MAPK signaling pathways were involved in J96-induced AP-1 activation of uroepithelial cells. Type 1 fimbriated J96 (J96-1) induced AP-1 (A) and NF-κB (C) activation in 5637 cells, and P fimbriated J96 (J96-P) induced AP-1 (B) and NF-κB (D) activation in 786-O cells were determined by TF ELISA assays in cells pretreated with vesicle (DMSO), PD98059 (PD; 30 μM), SP600125 (SP; 20 μM), or SB203580 (SB; 10 μM) individually for 1 h, or transfected with si-CL, si-p38, and then invaded with J96 for 2 h.

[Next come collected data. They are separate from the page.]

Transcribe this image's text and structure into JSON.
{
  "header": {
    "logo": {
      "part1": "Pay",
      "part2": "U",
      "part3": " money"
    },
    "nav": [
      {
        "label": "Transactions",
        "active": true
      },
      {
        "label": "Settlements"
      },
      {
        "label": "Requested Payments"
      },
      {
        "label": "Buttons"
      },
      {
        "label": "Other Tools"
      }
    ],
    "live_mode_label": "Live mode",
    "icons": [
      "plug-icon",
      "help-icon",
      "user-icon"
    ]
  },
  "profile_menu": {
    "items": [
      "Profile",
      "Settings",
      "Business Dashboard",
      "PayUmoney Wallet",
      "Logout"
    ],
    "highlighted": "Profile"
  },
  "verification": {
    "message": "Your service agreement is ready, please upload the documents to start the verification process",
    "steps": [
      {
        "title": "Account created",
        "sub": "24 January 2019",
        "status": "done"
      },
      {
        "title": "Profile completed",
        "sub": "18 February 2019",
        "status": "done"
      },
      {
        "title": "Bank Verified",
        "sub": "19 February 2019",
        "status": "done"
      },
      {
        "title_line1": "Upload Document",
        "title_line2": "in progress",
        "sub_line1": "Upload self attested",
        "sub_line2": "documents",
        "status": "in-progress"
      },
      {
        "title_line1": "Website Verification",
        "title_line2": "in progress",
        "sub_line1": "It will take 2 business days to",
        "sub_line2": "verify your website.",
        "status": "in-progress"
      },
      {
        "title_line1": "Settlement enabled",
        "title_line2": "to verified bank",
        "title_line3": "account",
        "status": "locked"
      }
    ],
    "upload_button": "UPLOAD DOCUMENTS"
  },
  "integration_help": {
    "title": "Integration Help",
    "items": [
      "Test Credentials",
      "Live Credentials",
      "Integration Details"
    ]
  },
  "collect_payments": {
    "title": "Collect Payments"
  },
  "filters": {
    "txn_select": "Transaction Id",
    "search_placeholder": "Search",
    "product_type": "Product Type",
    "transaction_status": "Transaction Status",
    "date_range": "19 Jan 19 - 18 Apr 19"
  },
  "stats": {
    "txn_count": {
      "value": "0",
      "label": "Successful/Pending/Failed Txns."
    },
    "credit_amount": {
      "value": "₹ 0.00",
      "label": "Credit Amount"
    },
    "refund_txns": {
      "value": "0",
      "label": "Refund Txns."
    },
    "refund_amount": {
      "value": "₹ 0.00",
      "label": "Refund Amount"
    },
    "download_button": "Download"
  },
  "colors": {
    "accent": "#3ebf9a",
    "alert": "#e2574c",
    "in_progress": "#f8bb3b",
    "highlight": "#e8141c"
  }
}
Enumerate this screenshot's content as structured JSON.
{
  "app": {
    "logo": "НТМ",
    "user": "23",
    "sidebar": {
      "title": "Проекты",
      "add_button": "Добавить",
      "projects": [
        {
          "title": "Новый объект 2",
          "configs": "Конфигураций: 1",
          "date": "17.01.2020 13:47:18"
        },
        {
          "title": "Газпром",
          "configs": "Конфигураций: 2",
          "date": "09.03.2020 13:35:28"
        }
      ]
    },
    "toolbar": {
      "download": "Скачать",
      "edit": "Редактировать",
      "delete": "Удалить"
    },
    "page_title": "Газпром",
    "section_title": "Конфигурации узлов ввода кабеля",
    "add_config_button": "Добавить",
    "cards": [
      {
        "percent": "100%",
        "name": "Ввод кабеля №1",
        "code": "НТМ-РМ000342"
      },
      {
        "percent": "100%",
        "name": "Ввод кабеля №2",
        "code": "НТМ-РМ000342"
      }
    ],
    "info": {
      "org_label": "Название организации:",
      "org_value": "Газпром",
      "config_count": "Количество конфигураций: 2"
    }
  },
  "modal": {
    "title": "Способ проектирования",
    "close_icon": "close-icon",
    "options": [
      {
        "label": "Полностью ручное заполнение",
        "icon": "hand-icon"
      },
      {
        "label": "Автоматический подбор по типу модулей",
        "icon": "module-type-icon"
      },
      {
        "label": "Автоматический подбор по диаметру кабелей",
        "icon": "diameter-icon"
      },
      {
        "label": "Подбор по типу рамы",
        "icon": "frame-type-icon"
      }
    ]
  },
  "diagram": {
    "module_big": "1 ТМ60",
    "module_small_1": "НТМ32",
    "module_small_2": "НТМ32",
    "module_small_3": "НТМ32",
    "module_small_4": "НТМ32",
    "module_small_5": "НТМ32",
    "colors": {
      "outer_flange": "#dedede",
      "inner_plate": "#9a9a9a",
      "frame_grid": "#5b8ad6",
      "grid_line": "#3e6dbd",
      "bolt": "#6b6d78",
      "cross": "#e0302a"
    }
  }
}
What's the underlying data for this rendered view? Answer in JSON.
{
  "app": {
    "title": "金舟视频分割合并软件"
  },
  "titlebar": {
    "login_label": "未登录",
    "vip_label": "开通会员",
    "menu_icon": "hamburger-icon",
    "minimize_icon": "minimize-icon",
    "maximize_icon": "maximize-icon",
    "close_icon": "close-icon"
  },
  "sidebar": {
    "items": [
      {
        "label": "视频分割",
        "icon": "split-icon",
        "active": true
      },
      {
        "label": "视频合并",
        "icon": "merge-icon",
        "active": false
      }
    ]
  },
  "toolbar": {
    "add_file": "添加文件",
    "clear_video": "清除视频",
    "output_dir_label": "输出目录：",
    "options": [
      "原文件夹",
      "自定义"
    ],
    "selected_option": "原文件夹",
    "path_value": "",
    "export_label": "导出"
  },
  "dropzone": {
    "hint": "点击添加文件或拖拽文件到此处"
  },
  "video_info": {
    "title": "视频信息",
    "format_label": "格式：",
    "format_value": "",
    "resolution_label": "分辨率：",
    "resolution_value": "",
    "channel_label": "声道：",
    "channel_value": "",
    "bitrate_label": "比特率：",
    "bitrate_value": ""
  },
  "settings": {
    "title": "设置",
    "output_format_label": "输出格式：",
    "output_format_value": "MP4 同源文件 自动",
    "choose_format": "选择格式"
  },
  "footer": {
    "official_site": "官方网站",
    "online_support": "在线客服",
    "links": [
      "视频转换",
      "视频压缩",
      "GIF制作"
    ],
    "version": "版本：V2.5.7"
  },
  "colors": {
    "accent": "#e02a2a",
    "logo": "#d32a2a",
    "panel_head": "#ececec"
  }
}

The results are shown as mean ± SEM. * P < 0.05 versus CL. ^#P < 0.05 versus DMSO-treated cells with J96 invasion. ^&P < 0.01 versus DMSO-treated or si-CL transfected cells with J96 invasion.

Figure 9

Schematic representation of the signaling pathways regulating the expressions of IL-8 in uroepithelial cells in response to different fimbrial types of J96 invasion.